In re the Claims of Yeager

282 A.D. 604 | N.Y. App. Div. | 1953

Foster, P. J.

This is an appeal by the Industrial Commissioner from a decision of the Unemployment Insurance Appeal Board which affirmed the decision of the referee overruling the initial determination of the Industrial Commissioner that claimants were not totally unemployed during various times between June 1st and September 15, 1951. The Appeal Board held that claimants were totally unemployed during such periods and entitled to benefits therefor.

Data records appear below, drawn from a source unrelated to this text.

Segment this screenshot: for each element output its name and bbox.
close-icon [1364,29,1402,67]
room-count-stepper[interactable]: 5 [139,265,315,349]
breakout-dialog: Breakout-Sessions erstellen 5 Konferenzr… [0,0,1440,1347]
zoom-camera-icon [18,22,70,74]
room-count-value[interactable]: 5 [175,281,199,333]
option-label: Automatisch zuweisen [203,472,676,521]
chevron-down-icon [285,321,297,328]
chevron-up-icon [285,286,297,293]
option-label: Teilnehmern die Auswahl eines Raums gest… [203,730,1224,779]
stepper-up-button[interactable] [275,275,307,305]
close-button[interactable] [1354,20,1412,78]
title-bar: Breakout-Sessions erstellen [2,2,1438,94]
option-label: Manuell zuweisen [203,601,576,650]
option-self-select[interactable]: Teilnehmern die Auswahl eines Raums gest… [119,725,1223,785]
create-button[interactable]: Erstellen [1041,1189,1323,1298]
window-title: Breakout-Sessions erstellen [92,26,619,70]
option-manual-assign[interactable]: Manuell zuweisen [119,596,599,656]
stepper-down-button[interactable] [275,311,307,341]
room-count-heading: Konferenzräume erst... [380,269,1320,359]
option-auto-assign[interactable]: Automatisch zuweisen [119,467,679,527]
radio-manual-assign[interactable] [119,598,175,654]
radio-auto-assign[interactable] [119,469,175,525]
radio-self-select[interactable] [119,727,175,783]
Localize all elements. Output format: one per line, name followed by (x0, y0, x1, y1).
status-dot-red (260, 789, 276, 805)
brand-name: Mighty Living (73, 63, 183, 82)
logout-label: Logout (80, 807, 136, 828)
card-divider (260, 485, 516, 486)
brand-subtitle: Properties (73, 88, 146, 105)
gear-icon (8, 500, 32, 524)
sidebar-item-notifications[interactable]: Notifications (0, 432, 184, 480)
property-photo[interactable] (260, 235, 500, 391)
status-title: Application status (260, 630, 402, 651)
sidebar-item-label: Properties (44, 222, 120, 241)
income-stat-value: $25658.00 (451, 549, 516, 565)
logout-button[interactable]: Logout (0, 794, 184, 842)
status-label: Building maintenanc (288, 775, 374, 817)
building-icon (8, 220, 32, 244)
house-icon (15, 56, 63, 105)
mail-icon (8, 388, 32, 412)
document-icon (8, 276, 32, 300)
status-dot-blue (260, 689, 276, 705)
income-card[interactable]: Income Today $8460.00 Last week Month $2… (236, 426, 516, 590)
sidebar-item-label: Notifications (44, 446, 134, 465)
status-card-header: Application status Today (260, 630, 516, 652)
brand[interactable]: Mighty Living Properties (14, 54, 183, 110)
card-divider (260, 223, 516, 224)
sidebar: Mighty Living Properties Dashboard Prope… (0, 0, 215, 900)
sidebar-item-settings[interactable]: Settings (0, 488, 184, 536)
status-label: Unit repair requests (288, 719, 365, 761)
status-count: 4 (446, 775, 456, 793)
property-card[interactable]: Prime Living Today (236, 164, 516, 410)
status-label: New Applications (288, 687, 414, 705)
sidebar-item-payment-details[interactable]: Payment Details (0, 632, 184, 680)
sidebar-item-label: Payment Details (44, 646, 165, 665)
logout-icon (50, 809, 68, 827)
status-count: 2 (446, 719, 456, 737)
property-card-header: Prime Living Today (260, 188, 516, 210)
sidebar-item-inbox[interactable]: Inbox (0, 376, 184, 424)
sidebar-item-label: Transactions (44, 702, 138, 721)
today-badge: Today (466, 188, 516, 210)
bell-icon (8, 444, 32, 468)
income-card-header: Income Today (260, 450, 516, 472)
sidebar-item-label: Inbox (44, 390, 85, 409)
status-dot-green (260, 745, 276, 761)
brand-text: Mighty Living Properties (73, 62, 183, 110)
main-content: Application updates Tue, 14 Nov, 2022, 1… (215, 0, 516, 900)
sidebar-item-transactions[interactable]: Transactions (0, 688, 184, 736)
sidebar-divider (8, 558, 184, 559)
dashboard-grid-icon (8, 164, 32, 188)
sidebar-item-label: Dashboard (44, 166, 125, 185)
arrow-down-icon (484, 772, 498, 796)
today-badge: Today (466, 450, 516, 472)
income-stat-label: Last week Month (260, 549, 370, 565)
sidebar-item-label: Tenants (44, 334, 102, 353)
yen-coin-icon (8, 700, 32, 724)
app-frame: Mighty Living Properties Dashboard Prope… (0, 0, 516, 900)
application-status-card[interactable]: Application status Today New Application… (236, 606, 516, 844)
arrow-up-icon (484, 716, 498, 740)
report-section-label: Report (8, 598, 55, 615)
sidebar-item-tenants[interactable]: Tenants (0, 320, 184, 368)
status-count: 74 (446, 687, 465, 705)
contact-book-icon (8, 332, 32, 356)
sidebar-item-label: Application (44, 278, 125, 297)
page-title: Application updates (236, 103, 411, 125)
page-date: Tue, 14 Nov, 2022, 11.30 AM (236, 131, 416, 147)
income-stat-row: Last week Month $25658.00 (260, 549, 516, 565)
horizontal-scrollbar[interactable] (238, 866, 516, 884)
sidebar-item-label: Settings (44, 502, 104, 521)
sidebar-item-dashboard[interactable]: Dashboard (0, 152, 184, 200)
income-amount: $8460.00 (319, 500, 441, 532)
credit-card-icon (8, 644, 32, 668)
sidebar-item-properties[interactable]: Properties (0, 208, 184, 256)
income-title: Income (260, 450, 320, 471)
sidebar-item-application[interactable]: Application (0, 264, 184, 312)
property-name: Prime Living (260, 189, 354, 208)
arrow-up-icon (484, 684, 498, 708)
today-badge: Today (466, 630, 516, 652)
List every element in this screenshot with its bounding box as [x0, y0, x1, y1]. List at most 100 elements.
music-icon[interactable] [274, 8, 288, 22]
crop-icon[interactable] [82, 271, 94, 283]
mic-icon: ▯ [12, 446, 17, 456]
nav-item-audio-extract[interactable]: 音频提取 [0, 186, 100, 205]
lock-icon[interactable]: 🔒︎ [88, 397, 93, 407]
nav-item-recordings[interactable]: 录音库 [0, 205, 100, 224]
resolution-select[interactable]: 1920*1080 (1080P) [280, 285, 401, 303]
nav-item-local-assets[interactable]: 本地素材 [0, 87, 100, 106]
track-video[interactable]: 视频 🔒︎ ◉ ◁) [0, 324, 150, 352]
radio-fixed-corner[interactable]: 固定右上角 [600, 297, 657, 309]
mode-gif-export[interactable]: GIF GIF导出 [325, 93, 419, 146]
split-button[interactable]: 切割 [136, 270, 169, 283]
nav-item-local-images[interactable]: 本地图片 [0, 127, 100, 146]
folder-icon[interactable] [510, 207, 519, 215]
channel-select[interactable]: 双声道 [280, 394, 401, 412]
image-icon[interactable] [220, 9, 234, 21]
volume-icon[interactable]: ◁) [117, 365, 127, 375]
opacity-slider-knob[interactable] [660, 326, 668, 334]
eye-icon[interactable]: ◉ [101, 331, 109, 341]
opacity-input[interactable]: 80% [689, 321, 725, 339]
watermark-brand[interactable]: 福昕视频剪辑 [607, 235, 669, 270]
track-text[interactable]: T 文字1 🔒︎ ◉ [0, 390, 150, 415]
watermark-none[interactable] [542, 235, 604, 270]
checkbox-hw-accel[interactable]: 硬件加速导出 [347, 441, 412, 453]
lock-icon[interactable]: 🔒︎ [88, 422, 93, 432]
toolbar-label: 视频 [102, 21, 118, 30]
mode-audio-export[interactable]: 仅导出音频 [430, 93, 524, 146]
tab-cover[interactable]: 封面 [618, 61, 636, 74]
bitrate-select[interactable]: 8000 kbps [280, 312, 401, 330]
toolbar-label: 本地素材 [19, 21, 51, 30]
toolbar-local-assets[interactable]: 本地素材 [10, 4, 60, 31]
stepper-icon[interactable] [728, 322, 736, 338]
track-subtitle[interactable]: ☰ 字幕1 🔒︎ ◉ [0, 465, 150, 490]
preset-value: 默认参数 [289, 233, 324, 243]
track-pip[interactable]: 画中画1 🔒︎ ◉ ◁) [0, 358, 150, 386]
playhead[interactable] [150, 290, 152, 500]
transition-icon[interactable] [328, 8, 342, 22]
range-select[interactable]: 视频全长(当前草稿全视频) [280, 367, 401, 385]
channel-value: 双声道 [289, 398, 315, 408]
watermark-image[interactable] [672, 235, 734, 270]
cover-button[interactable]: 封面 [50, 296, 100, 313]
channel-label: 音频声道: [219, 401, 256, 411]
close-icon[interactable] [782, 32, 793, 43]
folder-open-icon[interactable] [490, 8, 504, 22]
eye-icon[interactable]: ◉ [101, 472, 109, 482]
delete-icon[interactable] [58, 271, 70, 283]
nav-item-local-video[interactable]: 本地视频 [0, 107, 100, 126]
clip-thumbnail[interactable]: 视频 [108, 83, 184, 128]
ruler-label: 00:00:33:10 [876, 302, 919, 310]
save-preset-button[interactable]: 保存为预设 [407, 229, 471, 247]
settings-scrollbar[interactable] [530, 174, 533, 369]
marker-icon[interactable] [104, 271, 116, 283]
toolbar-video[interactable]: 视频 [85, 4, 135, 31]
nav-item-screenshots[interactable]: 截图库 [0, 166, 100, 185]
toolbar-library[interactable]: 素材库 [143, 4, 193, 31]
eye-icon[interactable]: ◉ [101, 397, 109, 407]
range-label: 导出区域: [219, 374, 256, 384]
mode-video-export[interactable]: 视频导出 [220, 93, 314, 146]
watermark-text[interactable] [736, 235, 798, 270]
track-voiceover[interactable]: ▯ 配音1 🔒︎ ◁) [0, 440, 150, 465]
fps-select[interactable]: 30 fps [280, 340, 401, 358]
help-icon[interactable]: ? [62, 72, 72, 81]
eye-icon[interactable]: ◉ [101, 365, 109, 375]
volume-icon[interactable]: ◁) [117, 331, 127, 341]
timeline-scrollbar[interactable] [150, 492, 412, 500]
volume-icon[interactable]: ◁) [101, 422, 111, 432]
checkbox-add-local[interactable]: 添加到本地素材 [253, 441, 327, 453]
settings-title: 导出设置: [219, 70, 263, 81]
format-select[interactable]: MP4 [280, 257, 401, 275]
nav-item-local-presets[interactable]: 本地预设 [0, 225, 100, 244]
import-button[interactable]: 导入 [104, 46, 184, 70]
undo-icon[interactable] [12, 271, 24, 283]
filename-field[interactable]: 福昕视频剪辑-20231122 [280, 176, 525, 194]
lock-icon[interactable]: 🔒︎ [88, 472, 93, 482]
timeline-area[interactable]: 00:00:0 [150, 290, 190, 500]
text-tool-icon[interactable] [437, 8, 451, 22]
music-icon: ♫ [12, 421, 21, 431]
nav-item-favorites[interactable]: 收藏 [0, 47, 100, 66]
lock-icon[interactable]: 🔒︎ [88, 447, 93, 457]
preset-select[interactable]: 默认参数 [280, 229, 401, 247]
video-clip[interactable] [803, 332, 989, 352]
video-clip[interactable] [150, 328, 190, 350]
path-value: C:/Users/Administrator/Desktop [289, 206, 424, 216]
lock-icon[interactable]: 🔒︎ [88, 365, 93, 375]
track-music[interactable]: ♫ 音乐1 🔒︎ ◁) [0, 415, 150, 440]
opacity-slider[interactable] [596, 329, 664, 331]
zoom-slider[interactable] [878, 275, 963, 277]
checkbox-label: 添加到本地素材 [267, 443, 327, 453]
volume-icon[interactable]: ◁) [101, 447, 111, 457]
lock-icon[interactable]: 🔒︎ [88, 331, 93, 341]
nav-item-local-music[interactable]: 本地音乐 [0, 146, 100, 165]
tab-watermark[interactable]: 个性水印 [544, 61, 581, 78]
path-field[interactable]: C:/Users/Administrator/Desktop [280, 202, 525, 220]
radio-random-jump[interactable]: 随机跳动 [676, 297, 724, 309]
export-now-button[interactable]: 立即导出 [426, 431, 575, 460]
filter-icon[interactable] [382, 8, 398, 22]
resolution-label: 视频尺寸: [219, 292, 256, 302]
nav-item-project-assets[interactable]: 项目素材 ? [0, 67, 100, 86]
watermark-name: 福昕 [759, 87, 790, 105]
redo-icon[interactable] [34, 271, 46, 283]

Claimants were all employees of the American Woolen Company at its plant in Fulton, New York. The employer and the union in which claimants were members had an agreement which provided that during the period of June 1st to September 15th in each year, at a time and in the manner to be determined by the employer after consultation with the union, a vacation with pay would be given to employees according to the number of years of service which each employee had performed. The six claimants involved in this appeal were entitled to paid vacations for 1951, some for a period of one week and others for a period of two weeks. Employees not entitled to vacations because they did not have sufficient seniority were entitled under the contract to receive a vacation bonus equal to 2% of their earnings for the year preceding June 1st. The agreement also provided that in the event the employer was of the opinion that an emergency made it inadvisable for employees to take a vacation an amount equal to the vacation pay should be paid to each employee entitled thereto on or before July 15th.

In 1951, the employer was engaged in the production of textile products essential to the defense effort of the Government, and the urgency of filling contracts therefor required that full production be continued without an interruption for vacations. It had generally been the practice of the employer to close down the entire plant during the week in which Independence Day occurred, and to issue vacation pay bonuses during the third or fourth week of the last month of the second quarter. *606By agreement the contract between the employer and the union was modified and a notice was posted in May, 1951, as to vacations for that year. This notice stated that the mill would not close for the vacation period; that vacations would be staggered from June 4th to September 15th; that if an employee wished a vacation he should contact his overseer within ten days; and finally if too large a number applied for any one week it would be necessary to take the matter up directly with the overseer or steward so that production would not be affected.

The referee found that it was the intent of the parties to the agreement to abolish the vacation period fixed by the original collective agreement and it was hoped that none of the employees would request a vacation. Or at any rate for those who requested a vacation it was necessary that both the union and the employer agree so that the level of production might be maintained. During the spring of 1951 and despite the intent of the parties to the agreement the mill was closed for four weeks because of contingencies not pertinent to the issues here. According to the employer’s practice when an employee was laid off he was subject to recall at any time, and could not plan to take a normal vacation during that indefinite period. However when an employee was on his vacation he was not subject to recall until after the termination of his vacation period. None of the claimants involved in this proceeding requested a vacation and were laid off due to the fact that the mill was having difficulty with respect to the color of cloth. They did, however, receive vacation pay in accordance with their rights under the contract and according to their length of service.

The Industrial Commissioner contends that since the claimants received vacation pay by the end of June, 1951, and since the normal vacation period was from June 1st through September 15th, all periods of unemployment during the normal vacation period were periods of paid vacation until the actual vacations to which claimants were entitled had been utilized, and that therefore claimants were not totally unemployed during the periods above mentioned. The commissioner relies upon the authority of Matter of Mullen (Corsi) (277 App. Div. 1073). Claimants argue that the subsequent agreement between the employer and the union abrogated the normal vacation period and therefore when claimants were laid off through no fault of their own, they were totally unemployed during the layoff period. We think the Mullen case should be limited strictly to its own facts. In that case there was a definite week fixed by contract for vacation periods and claimants’ layoffs there occurred during *607that week. Due to the fact that the layoffs and the vacation period coincided it was held that claimants in that situation, enjoying a vacation with pay, could not be said to be totally unemployed within the intent and meaning of section 522 of the Labor Law. In the instant case the absolute right to a vacation period had been abrogated and it was clearly intended that most of the employees should work throughout the entire summer in order to maintain the rate of production required by the employer. The board found in affirming the findings of the referee that under such circumstances the payments which claimants received as vacation pay were in effect bonuses for past service rendered, and that such bonuses did not render claimants ineligible for benefits. We think there was substantial evidence to sustain the findings of the board and that its conclusion was properly drawn.

The decision of the Appeal Board should be affirmed, with costs to the respondents.

Bergan, Coon, Halpern and Imrie, JJ., concur.

Decision of the Unemployment Insurance Appeal Board affirmed, with costs to the respondents.